New data from employee experience super app Blink has revealed a 40% drop in enthusiasm and engagement levels amongst UK frontline workers in January 2024, compared to the previous month.

The data, which is based on frontline employees’ digital interactions in the workplace, shows they do so considerably less in the weeks following the busy Christmas period. According to Blink, after spotting trends in usage of the app amongst 96,000 frontline employees from 82 UK companies, their interactions on channels like company message boards and group chats dropped from 230,857 in December 2023, to just 137,175 in January 2024.

This year’s data aligns with a consistent decline in employee engagement levels from December to January over the past five years – dropping by 38% in 2023 & 2022, 24% in January 2021 and 11% in January 2020.

Blink’s founder and CEO Sean Nolan warns the data reflects a growing trend dubbed ‘silent burnout’, which often peaks after a busy Christmas period in industries with a high percentage of frontline workers like retail, travel and healthcare.

Silent burnout describes when deskless workers feel so undervalued and unsupported in their roles that they mentally check out of their jobs and do not openly complain about it. It is often compounded in January due to the New Year fatigue frontline workers are already battling. With limited face-to-face communication among deskless workers, workplace grievances and wellbeing issues are more likely to  remain unspoken, resulting in a silent struggle that takes its toll in the form of even more absences or, ultimately, resignation.

Sean Nolan said: “A nice, relaxing Christmas break simply isn’t the reality for so many frontline workers. Instead, it is their busiest time of the year, bringing an increase in workload, extra shifts and stress.

“We know from speaking with both employers and employees that this can result in diminished engagement as workers struggle with feelings of frustration, a lack of support and burnout. They stop engaging in group conversations, they don’t open company updates, and crucially, they don’t make any attempts to speak to someone about how they’re feeling.”

Nolan underscores the significance of proactively identifying employees at risk of silent burnout – encouraging HR teams to monitor workloads and look for signs of stress among those who have taken on high numbers of shifts.

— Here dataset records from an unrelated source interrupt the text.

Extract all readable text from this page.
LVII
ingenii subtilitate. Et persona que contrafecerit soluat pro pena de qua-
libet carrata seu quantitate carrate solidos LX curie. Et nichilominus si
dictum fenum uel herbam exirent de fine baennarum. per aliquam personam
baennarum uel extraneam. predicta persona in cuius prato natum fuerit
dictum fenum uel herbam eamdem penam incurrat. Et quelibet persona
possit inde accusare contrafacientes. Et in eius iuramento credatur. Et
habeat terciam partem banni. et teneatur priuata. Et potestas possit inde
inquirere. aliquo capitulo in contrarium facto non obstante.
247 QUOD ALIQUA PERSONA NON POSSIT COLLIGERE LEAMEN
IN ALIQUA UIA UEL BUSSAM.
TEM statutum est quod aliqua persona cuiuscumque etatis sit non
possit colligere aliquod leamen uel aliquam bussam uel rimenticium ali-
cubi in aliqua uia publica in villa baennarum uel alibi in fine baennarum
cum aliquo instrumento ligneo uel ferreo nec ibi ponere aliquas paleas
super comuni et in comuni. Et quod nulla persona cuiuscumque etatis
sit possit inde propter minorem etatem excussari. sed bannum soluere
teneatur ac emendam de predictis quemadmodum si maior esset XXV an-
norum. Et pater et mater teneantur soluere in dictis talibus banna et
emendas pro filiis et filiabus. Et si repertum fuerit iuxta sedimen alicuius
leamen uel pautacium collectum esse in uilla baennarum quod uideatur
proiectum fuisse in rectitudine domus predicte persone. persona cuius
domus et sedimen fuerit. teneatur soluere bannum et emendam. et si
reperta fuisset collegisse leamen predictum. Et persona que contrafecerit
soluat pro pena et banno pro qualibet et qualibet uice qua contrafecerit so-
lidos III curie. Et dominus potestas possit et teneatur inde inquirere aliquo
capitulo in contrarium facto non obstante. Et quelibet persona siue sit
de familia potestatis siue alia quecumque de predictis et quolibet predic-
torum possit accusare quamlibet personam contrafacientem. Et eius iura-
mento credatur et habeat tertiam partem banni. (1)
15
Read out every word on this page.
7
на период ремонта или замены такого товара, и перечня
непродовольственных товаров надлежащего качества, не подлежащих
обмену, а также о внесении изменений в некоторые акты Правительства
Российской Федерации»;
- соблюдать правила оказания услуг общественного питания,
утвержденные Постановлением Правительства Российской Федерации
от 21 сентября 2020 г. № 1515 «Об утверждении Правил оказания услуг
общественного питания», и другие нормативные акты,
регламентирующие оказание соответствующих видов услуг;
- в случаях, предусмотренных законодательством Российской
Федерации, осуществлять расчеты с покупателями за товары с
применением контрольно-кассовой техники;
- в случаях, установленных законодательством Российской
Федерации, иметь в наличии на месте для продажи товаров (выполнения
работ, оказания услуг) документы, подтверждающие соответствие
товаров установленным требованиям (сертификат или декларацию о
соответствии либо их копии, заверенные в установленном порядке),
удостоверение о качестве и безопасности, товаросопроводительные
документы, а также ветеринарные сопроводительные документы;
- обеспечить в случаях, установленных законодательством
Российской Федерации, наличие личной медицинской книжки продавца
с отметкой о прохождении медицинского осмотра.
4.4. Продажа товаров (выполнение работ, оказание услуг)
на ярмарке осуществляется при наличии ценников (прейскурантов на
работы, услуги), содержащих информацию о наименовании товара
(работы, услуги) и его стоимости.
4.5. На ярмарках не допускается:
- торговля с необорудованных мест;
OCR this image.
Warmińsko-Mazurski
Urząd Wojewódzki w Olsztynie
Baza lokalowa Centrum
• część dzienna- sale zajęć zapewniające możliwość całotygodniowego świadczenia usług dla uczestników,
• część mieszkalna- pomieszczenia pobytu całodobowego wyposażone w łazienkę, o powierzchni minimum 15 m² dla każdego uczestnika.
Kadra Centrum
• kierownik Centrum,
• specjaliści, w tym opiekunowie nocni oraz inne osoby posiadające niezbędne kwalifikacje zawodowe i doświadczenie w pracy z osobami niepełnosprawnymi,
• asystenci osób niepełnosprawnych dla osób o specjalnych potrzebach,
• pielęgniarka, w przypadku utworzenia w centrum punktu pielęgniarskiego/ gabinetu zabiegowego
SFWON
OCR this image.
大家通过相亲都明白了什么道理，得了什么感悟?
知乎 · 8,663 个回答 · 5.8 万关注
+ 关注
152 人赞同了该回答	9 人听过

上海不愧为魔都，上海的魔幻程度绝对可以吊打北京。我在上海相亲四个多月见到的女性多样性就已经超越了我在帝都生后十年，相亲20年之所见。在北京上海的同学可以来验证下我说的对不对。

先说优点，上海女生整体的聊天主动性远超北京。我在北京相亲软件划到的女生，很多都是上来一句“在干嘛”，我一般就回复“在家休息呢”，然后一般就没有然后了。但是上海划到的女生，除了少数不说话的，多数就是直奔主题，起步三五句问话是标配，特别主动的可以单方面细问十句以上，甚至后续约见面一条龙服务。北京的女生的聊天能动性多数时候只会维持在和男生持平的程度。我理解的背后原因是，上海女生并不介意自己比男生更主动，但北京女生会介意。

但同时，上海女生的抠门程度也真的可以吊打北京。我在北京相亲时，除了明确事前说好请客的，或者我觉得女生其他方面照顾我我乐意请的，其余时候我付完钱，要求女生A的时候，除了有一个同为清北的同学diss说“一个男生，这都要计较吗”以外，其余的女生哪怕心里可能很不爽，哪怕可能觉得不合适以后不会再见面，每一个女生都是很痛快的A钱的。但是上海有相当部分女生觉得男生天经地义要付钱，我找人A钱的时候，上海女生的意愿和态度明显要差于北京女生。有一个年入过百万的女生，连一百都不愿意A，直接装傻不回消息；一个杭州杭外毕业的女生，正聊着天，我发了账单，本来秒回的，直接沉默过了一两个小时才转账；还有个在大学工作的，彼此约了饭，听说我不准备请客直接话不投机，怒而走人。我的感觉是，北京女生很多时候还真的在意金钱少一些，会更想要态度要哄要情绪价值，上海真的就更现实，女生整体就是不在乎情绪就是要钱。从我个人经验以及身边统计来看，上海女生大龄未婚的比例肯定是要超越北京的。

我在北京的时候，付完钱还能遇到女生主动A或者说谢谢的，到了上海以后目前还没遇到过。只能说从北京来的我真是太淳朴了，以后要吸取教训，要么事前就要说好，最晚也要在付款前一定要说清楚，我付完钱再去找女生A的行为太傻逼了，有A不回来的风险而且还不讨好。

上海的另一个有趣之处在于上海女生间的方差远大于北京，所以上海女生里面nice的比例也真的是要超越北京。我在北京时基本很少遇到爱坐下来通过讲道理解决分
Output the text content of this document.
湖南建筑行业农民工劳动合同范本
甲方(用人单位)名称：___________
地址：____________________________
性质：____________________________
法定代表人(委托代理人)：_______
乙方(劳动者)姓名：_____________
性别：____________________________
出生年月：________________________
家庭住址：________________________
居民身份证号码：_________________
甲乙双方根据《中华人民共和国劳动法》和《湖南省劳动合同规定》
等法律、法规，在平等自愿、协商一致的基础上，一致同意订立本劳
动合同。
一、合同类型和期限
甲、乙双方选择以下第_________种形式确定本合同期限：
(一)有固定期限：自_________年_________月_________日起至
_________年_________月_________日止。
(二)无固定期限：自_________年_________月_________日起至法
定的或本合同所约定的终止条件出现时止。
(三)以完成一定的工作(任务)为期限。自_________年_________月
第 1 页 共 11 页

He adds: “It’s important for organisations to know that, with the right tools and measures in place, silent burnout can be avoided. Fostering an environment where communication is not only encouraged, but made easy and accessible for those who aren’t based at a desk full-time, is crucial. Likewise, having technology in place that brings together a range of data points on employee behaviour, means companies can spot concerning trends early – like high absenteeism or shift overload – and work out a plan of action with at-risk employees.”